Happy birthday to Mary Wollstonecraft Shelley
While I watched the various Hollywood incarnations of Mary Shelley’s Frankenstein (be they the original with Boris Karloff, the spoofs with Abbott & Costello, etc.), I didn’t read her actual novel until university. In a horror films class, of course. I remember not really enjoying the book, thinking that the movie was so much better.

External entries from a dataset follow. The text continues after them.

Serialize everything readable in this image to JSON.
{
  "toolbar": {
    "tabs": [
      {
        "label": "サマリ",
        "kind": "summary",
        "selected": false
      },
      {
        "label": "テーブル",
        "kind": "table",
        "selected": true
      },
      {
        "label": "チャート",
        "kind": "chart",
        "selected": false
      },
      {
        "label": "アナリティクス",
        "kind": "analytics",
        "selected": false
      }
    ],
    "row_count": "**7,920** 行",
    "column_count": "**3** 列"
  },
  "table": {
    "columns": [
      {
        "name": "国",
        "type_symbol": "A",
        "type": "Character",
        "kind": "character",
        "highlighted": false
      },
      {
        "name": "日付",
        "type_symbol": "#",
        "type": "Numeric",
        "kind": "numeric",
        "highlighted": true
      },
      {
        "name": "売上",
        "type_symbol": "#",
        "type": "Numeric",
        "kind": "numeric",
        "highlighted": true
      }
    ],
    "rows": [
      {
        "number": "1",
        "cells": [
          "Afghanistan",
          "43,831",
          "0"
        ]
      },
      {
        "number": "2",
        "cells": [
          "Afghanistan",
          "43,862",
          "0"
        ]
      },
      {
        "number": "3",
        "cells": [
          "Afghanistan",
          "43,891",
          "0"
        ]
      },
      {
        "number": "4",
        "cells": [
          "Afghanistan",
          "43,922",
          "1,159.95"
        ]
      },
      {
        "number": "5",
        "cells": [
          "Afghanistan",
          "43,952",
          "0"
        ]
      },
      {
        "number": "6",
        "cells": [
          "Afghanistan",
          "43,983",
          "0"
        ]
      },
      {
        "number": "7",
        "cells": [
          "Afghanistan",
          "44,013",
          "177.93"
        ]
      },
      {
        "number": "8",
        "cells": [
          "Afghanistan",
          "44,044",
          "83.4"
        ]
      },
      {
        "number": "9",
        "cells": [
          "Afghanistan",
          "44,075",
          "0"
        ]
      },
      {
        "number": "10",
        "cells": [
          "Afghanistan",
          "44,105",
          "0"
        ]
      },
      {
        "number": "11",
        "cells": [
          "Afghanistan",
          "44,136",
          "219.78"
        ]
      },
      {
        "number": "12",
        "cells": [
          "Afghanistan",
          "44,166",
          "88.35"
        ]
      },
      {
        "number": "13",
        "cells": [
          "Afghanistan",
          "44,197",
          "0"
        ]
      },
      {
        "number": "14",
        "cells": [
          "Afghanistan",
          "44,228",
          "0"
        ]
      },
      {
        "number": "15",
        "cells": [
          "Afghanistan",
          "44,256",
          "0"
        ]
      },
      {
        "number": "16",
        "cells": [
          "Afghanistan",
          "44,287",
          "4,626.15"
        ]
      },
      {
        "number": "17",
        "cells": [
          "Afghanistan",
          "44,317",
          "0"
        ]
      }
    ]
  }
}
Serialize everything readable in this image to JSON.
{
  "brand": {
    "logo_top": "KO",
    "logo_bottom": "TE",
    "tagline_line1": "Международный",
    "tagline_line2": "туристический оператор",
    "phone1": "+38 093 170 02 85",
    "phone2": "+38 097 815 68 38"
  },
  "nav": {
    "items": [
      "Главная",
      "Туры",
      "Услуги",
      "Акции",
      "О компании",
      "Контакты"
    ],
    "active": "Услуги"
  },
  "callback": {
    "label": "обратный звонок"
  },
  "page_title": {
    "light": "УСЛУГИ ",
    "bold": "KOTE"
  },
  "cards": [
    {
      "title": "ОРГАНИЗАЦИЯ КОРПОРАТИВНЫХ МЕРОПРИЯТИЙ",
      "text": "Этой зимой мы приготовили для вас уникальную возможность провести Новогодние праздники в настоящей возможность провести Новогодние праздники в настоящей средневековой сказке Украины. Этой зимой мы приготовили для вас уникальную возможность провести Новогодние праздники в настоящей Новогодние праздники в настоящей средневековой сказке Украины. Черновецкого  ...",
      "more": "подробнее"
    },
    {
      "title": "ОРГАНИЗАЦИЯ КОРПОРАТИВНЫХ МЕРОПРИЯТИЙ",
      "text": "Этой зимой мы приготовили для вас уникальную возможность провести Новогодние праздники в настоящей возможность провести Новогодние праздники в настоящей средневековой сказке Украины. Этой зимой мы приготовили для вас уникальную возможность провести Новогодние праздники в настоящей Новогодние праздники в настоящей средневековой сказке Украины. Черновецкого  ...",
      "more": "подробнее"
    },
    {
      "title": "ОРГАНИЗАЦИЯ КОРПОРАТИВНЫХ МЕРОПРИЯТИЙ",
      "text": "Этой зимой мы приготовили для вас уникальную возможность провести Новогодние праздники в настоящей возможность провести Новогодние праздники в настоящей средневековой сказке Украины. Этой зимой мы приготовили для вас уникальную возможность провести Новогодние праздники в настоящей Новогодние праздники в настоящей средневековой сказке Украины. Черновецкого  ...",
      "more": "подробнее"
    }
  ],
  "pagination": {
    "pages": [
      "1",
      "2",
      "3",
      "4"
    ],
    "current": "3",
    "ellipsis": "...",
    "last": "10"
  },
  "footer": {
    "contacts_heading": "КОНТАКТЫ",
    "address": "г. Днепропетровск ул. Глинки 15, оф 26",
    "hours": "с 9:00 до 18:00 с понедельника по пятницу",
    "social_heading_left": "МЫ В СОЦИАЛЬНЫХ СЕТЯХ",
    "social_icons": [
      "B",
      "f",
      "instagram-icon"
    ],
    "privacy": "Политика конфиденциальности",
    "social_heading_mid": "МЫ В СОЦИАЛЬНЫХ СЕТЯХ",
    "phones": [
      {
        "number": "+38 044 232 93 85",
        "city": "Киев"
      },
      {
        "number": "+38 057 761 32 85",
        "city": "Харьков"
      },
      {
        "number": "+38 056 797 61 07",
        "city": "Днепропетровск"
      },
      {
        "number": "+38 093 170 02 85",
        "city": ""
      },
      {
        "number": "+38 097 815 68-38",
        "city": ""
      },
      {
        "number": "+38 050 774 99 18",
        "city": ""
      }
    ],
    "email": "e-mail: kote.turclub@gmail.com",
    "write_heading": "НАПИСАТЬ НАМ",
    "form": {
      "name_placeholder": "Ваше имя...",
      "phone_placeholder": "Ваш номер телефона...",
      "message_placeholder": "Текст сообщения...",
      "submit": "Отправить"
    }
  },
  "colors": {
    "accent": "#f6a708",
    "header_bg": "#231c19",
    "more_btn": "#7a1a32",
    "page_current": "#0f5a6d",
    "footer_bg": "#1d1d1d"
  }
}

Thankfully, I revisited the novel once I was older. By then, I knew more about her, her life, and the Romantic era. I love epistolary novels, but the beauty of this work is that there is no monster, only The Creature and its creator, Frankenstein. The Creature taught itself to read by finding three books, Milton’s Paradise Lose, Goethe’s Sorrows of Young Werther, and one volume of Plutarch’s Lives. Wow, talk about heavy hitting philosophical treatise on life and meaning. The novel is sewn through with thoughts on life, death, meaning of life, existence, love and being an outsider, shunned for who you are. This novel continues to resonate with me at each stage of my life and journey.
An interesting study on the novel was done by Charles Robinson, in his book “The Original Frankenstein”. He worked with an early draft held at the Bodleian Library. An amazing look at how the novel originally was structured. It flowed better and was a faster read. Worth checking out if you are interested in the history of this novel.